An Analysis of Rhetorical Strategies "I Have A Dream" Introduction Persuasion is the art of convincing your audience to feel the same way on a controversial issue as you do. Through the ages, writers and speakers have developed and employed a range of rhetorical strategies they use to help persuade their audiences to follow their way of thinking. Thesis In Martin Luther King Jr.'s "I Have a Dream" speech, King relies on rhetorical strategies such as analogies, parallelism, and restatement to help persuade his audience. Analogy Example: "It is obvious today that America has defaulted on this promissory note insofar as her citizens of color are concerned. Instead of honoring this sacred obligation, America has given the Negro people a bad check; a check which has come back marked 'insufficient funds."

Explanation: An analogy is a comparison drawn between to seemingly unlike things to make a point. King sets up an analogy by comparing our civil rights as citizens to a check.
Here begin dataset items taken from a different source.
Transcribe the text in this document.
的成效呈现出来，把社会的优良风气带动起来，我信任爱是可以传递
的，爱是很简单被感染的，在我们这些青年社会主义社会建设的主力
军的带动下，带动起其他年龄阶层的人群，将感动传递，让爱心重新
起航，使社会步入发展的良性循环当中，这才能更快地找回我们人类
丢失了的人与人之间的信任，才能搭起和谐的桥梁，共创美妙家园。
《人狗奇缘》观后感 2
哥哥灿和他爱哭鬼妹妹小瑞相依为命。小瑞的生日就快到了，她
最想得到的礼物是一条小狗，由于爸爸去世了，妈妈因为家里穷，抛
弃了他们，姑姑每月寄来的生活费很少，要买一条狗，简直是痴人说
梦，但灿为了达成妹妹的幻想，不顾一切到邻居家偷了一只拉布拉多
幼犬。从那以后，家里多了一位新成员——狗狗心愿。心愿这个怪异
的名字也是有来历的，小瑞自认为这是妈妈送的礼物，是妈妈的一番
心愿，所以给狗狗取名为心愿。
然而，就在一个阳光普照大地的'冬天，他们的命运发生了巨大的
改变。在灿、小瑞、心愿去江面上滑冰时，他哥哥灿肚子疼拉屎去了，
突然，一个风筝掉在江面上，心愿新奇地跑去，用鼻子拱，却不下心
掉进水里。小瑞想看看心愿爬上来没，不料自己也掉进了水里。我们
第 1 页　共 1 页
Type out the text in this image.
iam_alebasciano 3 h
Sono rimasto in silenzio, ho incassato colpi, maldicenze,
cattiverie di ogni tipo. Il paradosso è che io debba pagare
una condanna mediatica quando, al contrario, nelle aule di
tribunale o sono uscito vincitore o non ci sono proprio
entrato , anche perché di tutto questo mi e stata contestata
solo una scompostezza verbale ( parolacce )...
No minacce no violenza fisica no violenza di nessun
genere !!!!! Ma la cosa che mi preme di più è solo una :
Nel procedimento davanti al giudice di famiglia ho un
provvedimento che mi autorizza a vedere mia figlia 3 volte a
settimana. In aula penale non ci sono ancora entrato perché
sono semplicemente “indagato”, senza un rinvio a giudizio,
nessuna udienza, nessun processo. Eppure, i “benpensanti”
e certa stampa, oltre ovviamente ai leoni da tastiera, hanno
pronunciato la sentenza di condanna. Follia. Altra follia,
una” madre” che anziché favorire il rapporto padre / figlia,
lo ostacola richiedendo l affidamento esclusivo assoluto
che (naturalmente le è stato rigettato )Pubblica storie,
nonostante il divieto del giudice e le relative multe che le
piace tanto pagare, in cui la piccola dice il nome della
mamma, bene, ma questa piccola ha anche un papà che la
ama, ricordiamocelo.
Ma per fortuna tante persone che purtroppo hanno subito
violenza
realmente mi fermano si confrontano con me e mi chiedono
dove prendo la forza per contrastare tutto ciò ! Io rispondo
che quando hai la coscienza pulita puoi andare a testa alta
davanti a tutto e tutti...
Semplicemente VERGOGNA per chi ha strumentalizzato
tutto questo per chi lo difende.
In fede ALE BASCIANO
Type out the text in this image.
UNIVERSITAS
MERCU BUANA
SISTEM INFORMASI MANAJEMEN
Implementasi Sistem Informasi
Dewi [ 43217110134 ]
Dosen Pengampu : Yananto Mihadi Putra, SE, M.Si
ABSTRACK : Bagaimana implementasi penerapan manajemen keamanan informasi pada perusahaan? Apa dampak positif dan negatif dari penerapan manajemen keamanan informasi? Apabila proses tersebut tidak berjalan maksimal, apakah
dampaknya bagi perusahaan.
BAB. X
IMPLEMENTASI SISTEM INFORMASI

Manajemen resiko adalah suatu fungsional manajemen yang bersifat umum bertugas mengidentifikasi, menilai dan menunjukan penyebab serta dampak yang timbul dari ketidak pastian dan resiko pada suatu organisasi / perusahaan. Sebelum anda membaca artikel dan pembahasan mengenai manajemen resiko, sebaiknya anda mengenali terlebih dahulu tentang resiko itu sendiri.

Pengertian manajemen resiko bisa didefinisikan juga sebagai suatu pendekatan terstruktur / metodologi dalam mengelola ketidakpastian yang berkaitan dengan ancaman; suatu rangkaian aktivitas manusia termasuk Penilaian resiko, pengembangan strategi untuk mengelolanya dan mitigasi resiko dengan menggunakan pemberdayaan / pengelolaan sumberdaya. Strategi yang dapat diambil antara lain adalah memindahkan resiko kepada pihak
He uses this to show how for African-Americans this has come back as a "back check." By employing this analogy in his speech, King reminds that the audience of the unfair treatment of African-Americans. Parellelism Example: "But one hundred years later, the Negro still is not free. One hundred years later, the life of the Negro is still sadly crippled by the manacles of segregation and the chains of discrimmination. One hundred years later, the Negro lives on a lonely island of poverty in the midst of a vast ocean of material prosperity."

Explanation: Parellelism is similarity in structure and grammar between sentences and phrases. In this excerpt from the text, King begins each sentence with "one hundred years later." The purpose of this strategy is to remind his audience that it has been 100 years since African-Americans were freed as slaves by Lincoln's signing of the Emancipation proclamation. By doing so, he reminds us that 100 years has passed and very little has changed. This persuades the audience that it is time for change. Restatement Example: "When the architects of our republic wrote the magnificent words of the Constitution and the Declaration of Independence, they were signing a promissory note to which every American was to fall heir. This note was a promise that all men...would be guaranteed the unalienable rights of life, liberty, and the pursuit of happiness."

Explanation: In this excerpt, King restates the idea that the Constituion and Declaration of Independence guaranteed all men (and women) the "unalienable rights of life, liberty and the pursuit of happiness." Since this is his primary point in his speech, King uses the persuasive technique of restatement to further clarify and emphasize this idea to his audience by using different words to express the same idea. Conclusion Whether or not King's speech is effective is not the question. The mere fact that his speech has stood the test of time and now resides in student's textbooks all across the nation attest to that. The question is, what makes King's "I Have a Dream" speech effective? Through analysis of the text, it is quite evident that his use of analogy, repetition, and restatment was intentional and effectual. Otherwise, would the phrase "I Have a Dream" hold the recognition that it still does to this day?